Multiple bloggers on the Generation Y- led blogging community of the Brazen Careerist have written about creating multiple income streams or having a back-up plan if an intended career doesn't go well. The ideal situation is to be able to combine the two and earn money at a 2nd job. Another option is have a fall back career that you can start that will earn money quickly. That could be freelance or consulting contacts with reliable clients. Either way, using "stream" after a phrase like income stream or work stream or just plain streaming, make me think of someone urinating into a river.

I learned about contingency planning the hard way when a fellowship ended and the full-time opportunity fell through. As a result, I got good at always having an income-earning side job or a Plan B that I could quickly start. Here are those stories.

Knitting Instructor: I had been knitting since senior year in college and this was always the "Turn my hobby into a job" dream option. At the beginning of the holiday shopping season, I approached my local yarn store to see if I could work there and eventually become a knitting instructor. They were intrigued enough by a male knitter to hire me just for weekend work. I started out in the store, helping customers, running the cash register, and constantly searching for that one particular ball of yarn that the computer said that we still had in the back room. Eventually, they needed an instructor and I taught classes and did private lessons.

The great parts of the job were that having a employee discount for your hobby is like catnip as I would walk around the store in a euphoric haze. I also made up business cards with the motto, "Man enough to knit, strong enough to purl". Unfortunately, I learned that working in your hobby is different than working on your hobby. Teaching is hard work no matter if you're teaching knitting, calf-raising, or 17th century Russian poetry. The other draw back was that it would be hard to support yourself as a knitting instructor if I really needed to.

Spanish Medical Interpreter: In the definition of serendipity, I went into an acquaintance's birthday party and found this side job. While small talking with a guy, I found out that he sells insurance and does Spanish medical interpreting for a small local agency. With his reference and a Spanish Medical dictionary, I went to the agency and the next day was interpreting at a dentist's office. Later, I joined a larger agency so I could do phone interpreting at home. I would give them the hours when I was available. The phone would ring and I would either be helping with a lactation consult in Georgia or selecting a Medicare prescription drug plan with a senior in Florida. However, more often than not, I was talking with CommEdison in New York and explaining to someone why the electricity was shut off.

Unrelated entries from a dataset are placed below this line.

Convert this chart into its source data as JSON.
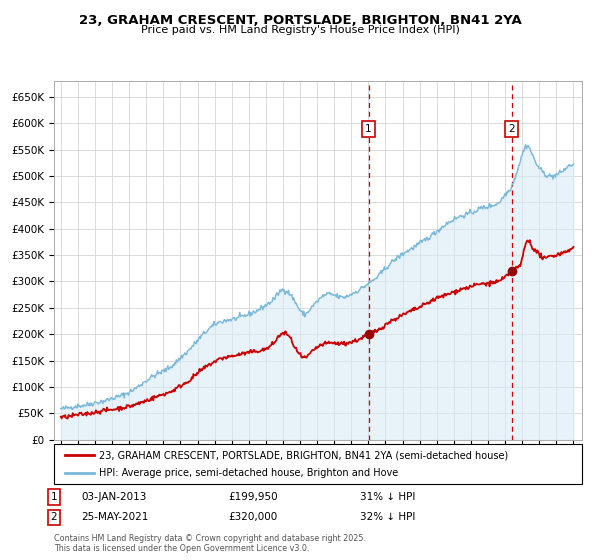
{
  "title": "23, GRAHAM CRESCENT, PORTSLADE, BRIGHTON, BN41 2YA",
  "subtitle": "Price paid vs. HM Land Registry's House Price Index (HPI)",
  "legend_line1": "23, GRAHAM CRESCENT, PORTSLADE, BRIGHTON, BN41 2YA (semi-detached house)",
  "legend_line2": "HPI: Average price, semi-detached house, Brighton and Hove",
  "footer": "Contains HM Land Registry data © Crown copyright and database right 2025.\nThis data is licensed under the Open Government Licence v3.0.",
  "sale1_label": "1",
  "sale1_date": "03-JAN-2013",
  "sale1_price": "£199,950",
  "sale1_hpi": "31% ↓ HPI",
  "sale1_x": 2013.01,
  "sale1_y": 199950,
  "sale2_label": "2",
  "sale2_date": "25-MAY-2021",
  "sale2_price": "£320,000",
  "sale2_hpi": "32% ↓ HPI",
  "sale2_x": 2021.38,
  "sale2_y": 320000,
  "hpi_color": "#7ab8d9",
  "price_color": "#cc0000",
  "marker_color": "#990000",
  "vline_color": "#cc0000",
  "fill_color": "#d8eaf6",
  "grid_color": "#cccccc",
  "ylim": [
    0,
    680000
  ],
  "xlim_start": 1994.6,
  "xlim_end": 2025.5,
  "yticks": [
    0,
    50000,
    100000,
    150000,
    200000,
    250000,
    300000,
    350000,
    400000,
    450000,
    500000,
    550000,
    600000,
    650000
  ]
}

This replaced knitting as my side job. The good parts were that I was actually involved with patient care or at least talking about it. It was a little intense for a side job but it maintained my fluency in Spanish and this would always be a full-time option. Additionally, it would keep me in my field of health care so there was great networking potential.

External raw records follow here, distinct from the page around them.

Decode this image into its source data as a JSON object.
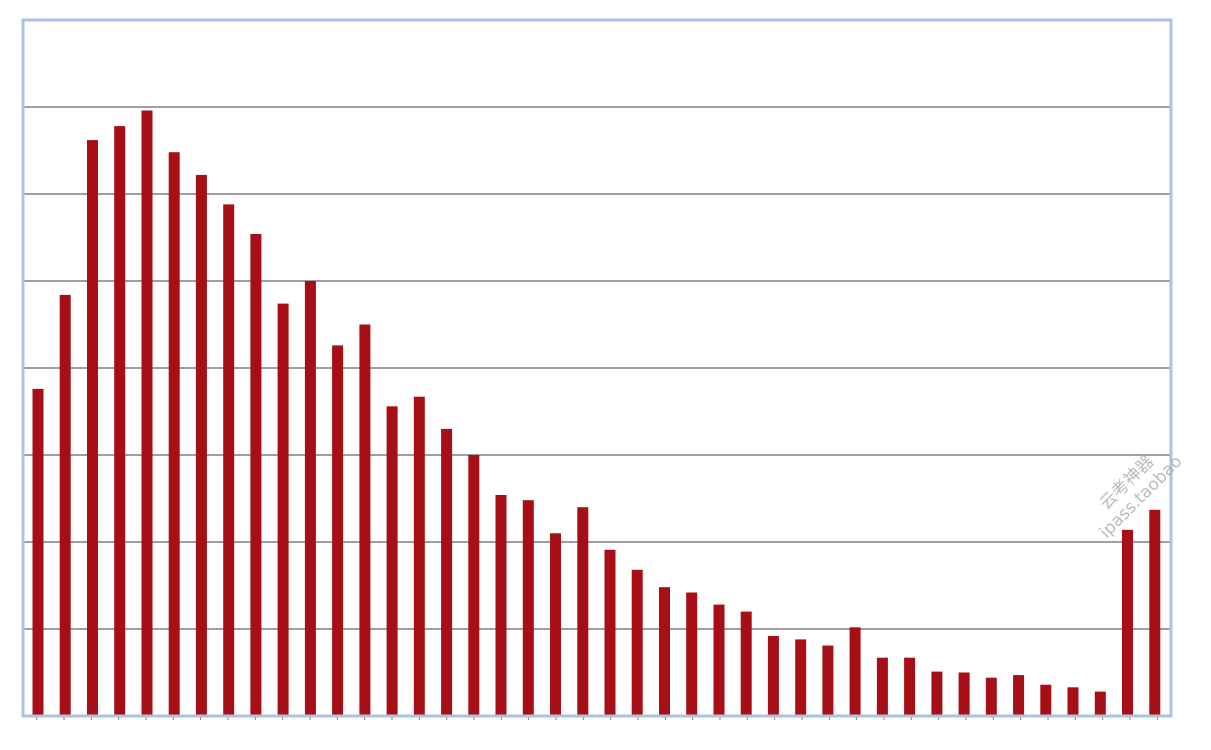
{
  "chart_data": {
    "type": "bar",
    "title": "",
    "xlabel": "",
    "ylabel": "",
    "ylim": [
      0,
      8
    ],
    "grid": true,
    "legend": "none",
    "bar_color": "#a50f15",
    "frame_color": "#a9c3e6",
    "grid_color": "#7f7f7f",
    "values": [
      3.76,
      4.84,
      6.62,
      6.78,
      6.96,
      6.48,
      6.22,
      5.88,
      5.54,
      4.74,
      5.0,
      4.26,
      4.5,
      3.56,
      3.67,
      3.3,
      3.0,
      2.54,
      2.48,
      2.1,
      2.4,
      1.91,
      1.68,
      1.48,
      1.42,
      1.28,
      1.2,
      0.92,
      0.88,
      0.81,
      1.02,
      0.67,
      0.67,
      0.51,
      0.5,
      0.44,
      0.47,
      0.36,
      0.33,
      0.28,
      2.14,
      2.37
    ]
  },
  "watermark": {
    "line1": "云考神器",
    "line2": "ipass.taobao"
  }
}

MBA Admissions Consultant: This is my current side job where I subcontract with a company and help applicants with their MBA programs essays. I stopped the Spanish interpreting for this side job since it paid well, taught me a new skills that always had a market, and I enjoyed working with the applicants and keeping involved with the whole MBA scene.

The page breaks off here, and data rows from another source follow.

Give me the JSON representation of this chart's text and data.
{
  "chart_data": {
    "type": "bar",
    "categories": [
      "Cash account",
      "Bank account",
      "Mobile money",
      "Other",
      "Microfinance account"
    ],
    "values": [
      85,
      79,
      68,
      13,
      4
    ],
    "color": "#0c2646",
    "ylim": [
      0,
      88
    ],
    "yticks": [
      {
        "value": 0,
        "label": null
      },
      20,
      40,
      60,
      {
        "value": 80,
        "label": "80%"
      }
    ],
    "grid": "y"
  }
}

My childhood dream career was to be a writer and this job is the closest thing to writing that I have done. It's more editing but I work with clients to tell their story. My previous posts here and here and here have described my experience with admission consulting. Admission consulting combines my social work skills (I spent a year in a Masters in Social Work program but did not finish the program), writing skills, and most importantly is something that I could see doing full-time that pays the bills. I do enjoy the work and the clients.

I also think that I can combine all three of these side jobs and become a knitting instructor for Spanish speaking MBA applicants. Or I could help knitters learn Spanish while they apply to business school. Or help MBA's fund a knitting cooperative in a Spanish speaking country. The options are truly endless.